Are there challenges? If a team isn’t trying to improve anything, that can indicate apathy or little room for growth on the team. Does everyone on the team reference the same challenge? Consistency can mean good self-awareness across the team (or alternately, a serious problem). Do they seem optimistic about finding a solution?
When I was interviewing at one company, every single person I talked to referenced their design and decision making process being cumbersome and slow. While I obviously wouldn’t want to deal with that, the fact that everyone noticed the problem and wanted it fixed made it seem likely to be addressed quickly. Several of them also referenced discussions they were already having around changing that process.
A good follow-up question might be, “How easy is it to make changes?” or “How empowered do you feel to solve that challenge?” Too much change can be bad, but it’s also a bad sign if it’s impossible to course correct or confront challenges.
Vinnik likes to ask a slightly different question: “What keeps you up at night?” But she’s looking for the same sort of information. “I like to know what real technical and [organizational] challenges the company faces and how they think about [them]. I look for transparency and how they approach challenges,” she says. “If they only talk about working a lot and being paged a lot without thinking about fundamental changes that can help, it’s a red flag. If they say there are no challenges or something vague it’s a yellow flag.”
7. What Is Your Diversity and Inclusion Strategy?
The tech industry (and software engineering in particular) really struggles with diversity and inclusion—despite the fact that research has shown that diversity improves performance.
Paras always wants to make sure that a company isn’t just looking to hire a diverse group, which is often the easier and more obvious thing, but is also working to make their culture more inclusive. Inclusion efforts might mean supporting employee resource groups, educating leaders, and fostering company values around celebrating differences. Paras also points out that with diversity and inclusion, grassroots efforts alone aren’t enough, so it’s important to find out if and how leadership supports the efforts.
You’d be hard-pressed to find a software company with perfect diversity numbers, so you’re not necessarily looking for them to have everything figured out. Instead, you’re trying to gauge how they respond to a longstanding problem, if they’re even willing to admit they have one. I find it extremely telling to see if a company tries to put a positive spin on something negative or if they admit they have work to do. I also like to see how much thought and effort they’ve put toward doing better. Are they trying creative solutions? Are they using data to inform their efforts? Are they actually working to fix the issue or are they complacent and giving excuses? (Read more about how to tell if a company’s walking the walk on diversity and inclusion here.)
The answer might tell you more about the company than just its D&I strategy. How a company approaches this very challenging problem can be indicative of how they approach other complicated issues and how transparent they tend to be. Do they face obstacles head-on and strive for constant improvement even when it’s hard or do they just push things under the rug?

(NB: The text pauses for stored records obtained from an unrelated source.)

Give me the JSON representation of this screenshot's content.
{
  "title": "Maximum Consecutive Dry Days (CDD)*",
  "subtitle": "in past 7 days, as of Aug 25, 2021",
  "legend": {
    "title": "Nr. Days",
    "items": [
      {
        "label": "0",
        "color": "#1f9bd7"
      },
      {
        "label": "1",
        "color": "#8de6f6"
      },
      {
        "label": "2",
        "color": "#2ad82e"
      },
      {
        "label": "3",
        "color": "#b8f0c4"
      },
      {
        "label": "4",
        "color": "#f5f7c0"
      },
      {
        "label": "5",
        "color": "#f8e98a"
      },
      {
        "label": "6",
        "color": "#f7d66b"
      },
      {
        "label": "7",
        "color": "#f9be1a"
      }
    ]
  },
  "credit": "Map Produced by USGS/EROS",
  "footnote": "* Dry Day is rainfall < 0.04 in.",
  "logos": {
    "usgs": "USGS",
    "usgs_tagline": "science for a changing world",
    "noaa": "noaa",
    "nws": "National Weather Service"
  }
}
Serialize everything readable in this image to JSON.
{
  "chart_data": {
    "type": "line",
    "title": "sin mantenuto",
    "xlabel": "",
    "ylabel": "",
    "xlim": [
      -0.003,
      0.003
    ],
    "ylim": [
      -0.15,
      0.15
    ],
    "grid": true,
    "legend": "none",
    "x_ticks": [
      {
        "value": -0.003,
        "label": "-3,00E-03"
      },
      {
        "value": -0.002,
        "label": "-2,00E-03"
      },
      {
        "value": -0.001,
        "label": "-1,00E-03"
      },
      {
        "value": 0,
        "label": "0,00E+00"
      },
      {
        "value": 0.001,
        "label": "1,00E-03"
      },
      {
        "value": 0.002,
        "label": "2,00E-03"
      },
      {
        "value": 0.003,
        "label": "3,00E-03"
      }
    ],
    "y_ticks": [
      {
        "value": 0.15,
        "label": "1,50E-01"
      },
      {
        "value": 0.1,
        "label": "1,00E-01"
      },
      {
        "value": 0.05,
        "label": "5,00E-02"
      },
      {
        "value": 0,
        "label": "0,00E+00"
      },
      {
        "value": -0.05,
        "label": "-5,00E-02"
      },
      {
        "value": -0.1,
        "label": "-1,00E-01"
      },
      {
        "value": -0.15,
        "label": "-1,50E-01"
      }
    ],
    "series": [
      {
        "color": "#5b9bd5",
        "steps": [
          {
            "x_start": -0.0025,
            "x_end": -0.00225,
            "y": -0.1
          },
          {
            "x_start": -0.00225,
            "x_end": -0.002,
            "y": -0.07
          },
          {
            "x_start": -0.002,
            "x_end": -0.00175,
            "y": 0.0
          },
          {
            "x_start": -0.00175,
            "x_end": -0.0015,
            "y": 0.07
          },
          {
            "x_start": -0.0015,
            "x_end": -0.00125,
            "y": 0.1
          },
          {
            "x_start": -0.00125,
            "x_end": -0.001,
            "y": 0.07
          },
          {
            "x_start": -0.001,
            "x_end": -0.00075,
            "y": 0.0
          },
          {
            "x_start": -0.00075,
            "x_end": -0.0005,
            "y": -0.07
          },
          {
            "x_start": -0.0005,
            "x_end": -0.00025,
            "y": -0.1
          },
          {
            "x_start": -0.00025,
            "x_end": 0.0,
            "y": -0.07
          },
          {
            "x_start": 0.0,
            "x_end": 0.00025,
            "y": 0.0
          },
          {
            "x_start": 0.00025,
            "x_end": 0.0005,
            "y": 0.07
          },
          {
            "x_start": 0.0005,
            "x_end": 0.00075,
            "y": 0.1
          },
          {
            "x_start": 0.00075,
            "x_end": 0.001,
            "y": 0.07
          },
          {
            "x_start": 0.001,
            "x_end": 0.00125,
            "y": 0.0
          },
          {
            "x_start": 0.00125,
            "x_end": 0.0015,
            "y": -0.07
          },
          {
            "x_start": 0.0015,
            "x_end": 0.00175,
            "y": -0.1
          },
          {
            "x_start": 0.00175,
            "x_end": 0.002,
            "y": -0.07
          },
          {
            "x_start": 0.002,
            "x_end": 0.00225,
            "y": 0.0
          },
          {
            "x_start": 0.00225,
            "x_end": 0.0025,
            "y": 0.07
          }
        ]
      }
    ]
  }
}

With most of these questions, there isn’t a general right or wrong answer. It’s all about finding the place that sounds perfect to you. Do you thrive with consistency or chaos? Do you work well under pressure or do you shut down? Do you get excited about working with brand-new technologies or do you get tired even contemplating it?
Almost every company you’ll talk to leaves at least five minutes at the end of each interview for you to ask any questions you have. Use that time wisely. Your job is a big part of your life, so it’s worth taking the time to ensure the one you’re accepting is the best possible fit for you.